Son marché est mondial. Il s’inscrit dans la chaîne de valeur du semi-conducteur. Et c’est bien par l’international que la société bretillienne Secure-IC compte se développer dans les prochaines années. Fournisseur de solutions complètes de cybersécurité pour les systèmes embarqués et les objets connectés, cette société fondée en 2010 par Hassan Triqui navigue dans un secteur en pleine croissance. "Nous vivons dans un monde où de plus en plus d’objets sont connectés. Par exemple dans l’automobile, l’énergie, la transmission numérique. On se doit donc de les protéger", appuie le fondateur de l’entreprise basée dans le quartier de ViaSilva à Cesson-Sévigné. Elle y emploie une grande partie de ses 150 collaborateurs, les autres étant installés sur 8 sites dans le monde. Secure-IC dispose en effet d’une présence à Paris, d’un pôle R & D au Maroc, mais aussi de filiales à Singapour, Tokyo, Shanghai, Taïpei, dans la Silicon Valley à San Francisco et plus récemment en Belgique. L’entreprise bretonne y avait réalisé une opération de croissance externe en reprenant l’activité sécurité de la société Silex Insight fin 2022. Cette marche à l’international est loin d’être terminée.
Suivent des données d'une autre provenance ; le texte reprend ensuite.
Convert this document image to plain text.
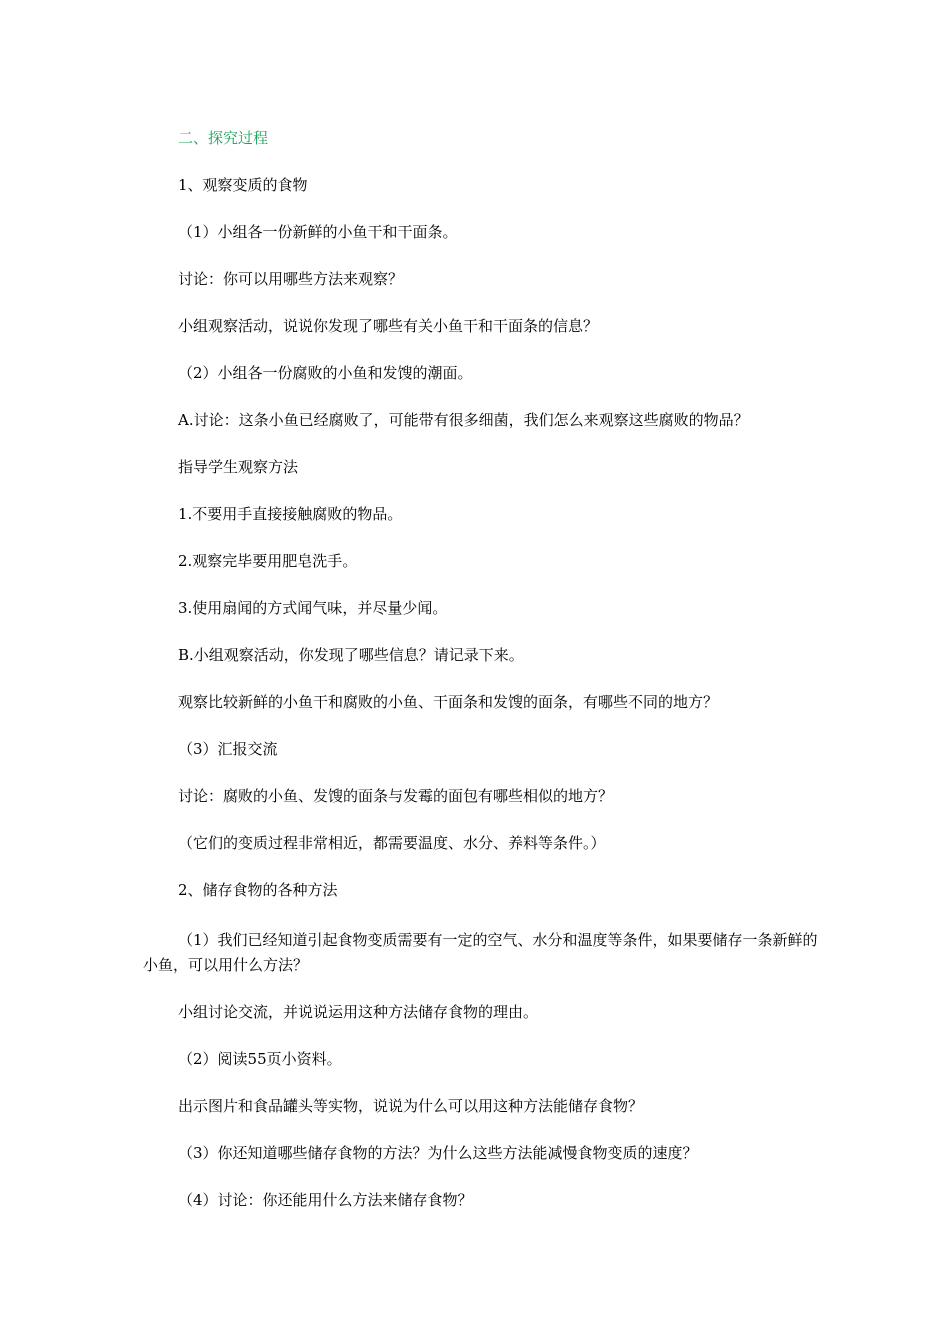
二、探究过程
1、观察变质的食物
（1）小组各一份新鲜的小鱼干和干面条。
讨论：你可以用哪些方法来观察？
小组观察活动，说说你发现了哪些有关小鱼干和干面条的信息？
（2）小组各一份腐败的小鱼和发馊的潮面。
A.讨论：这条小鱼已经腐败了，可能带有很多细菌，我们怎么来观察这些腐败的物品？
指导学生观察方法
1.不要用手直接接触腐败的物品。
2.观察完毕要用肥皂洗手。
3.使用扇闻的方式闻气味，并尽量少闻。
B.小组观察活动，你发现了哪些信息？请记录下来。
观察比较新鲜的小鱼干和腐败的小鱼、干面条和发馊的面条，有哪些不同的地方？
（3）汇报交流
讨论：腐败的小鱼、发馊的面条与发霉的面包有哪些相似的地方？
（它们的变质过程非常相近，都需要温度、水分、养料等条件。）
2、储存食物的各种方法
（1）我们已经知道引起食物变质需要有一定的空气、水分和温度等条件，如果要储存一条新鲜的小鱼，可以用什么方法？
小组讨论交流，并说说运用这种方法储存食物的理由。
（2）阅读55页小资料。
出示图片和食品罐头等实物，说说为什么可以用这种方法能储存食物？
（3）你还知道哪些储存食物的方法？为什么这些方法能减慢食物变质的速度？
（4）讨论：你还能用什么方法来储存食物？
Ouverture d’un bureau en Corée
"Nous voulons consolider nos équipes, notamment en vente et support aux ventes, aux États-Unis, où nous aurions besoin de 4 nouvelles personnes, et à Shanghai avec deux recrutements", estime Hassan Triqui. Cette année, Secure-IC ouvre également un bureau en Corée. "Nous sommes dans une logique de concentration sur différentes zones géographiques et fonctionnons par plaques : Asie du Sud-Est, Asie du Nord, Chine et États-Unis. Il nous faut à chaque fois un industriel du semi-conducteur et de la cybersécurité", explique le dirigeant. Secure-IC travaille ainsi actuellement avec une vingtaine de pays et réalise 75 % de son chiffre d’affaires (non communiqué) à l’international.
Aller "titiller" les Américains
Et parce que la sécurité embarquée est en fort développement, il compte "multiplier ce chiffre d’affaires par trois d’ici à trois ou quatre ans. Demain, la sécurité vaudra plus que le "device" (les appareils)." Alors, pour remporter plus de parts de marché, Secure-IC, qui greffe sa technologie dans les composants, mise sur ses 250 brevets déposés. "Nous avons toutes les fondations scientifiques et techniques pour devenir le numéro un mondial de la sécurité embarquée. Notre objectif est d’aller titiller les Américains, qui sont nos principaux concurrents et le marché numéro 1", indique le dirigeant breton.
Doubler les effectifs
Pour se donner les moyens de ses ambitions, Secure-IC recrute. Il s’en est d’ailleurs offert la capacité à la faveur d’une levée de fonds de 20 millions d’euros réalisée il y a deux ans. Depuis, il a pu déjà augmenter ses effectifs de 50 %. "Dans trois ou quatre ans, nous devrions être 300, précise Hassan Triqui. Cette année, nous recherchons 40 personnes notamment dans la R & D et la finance".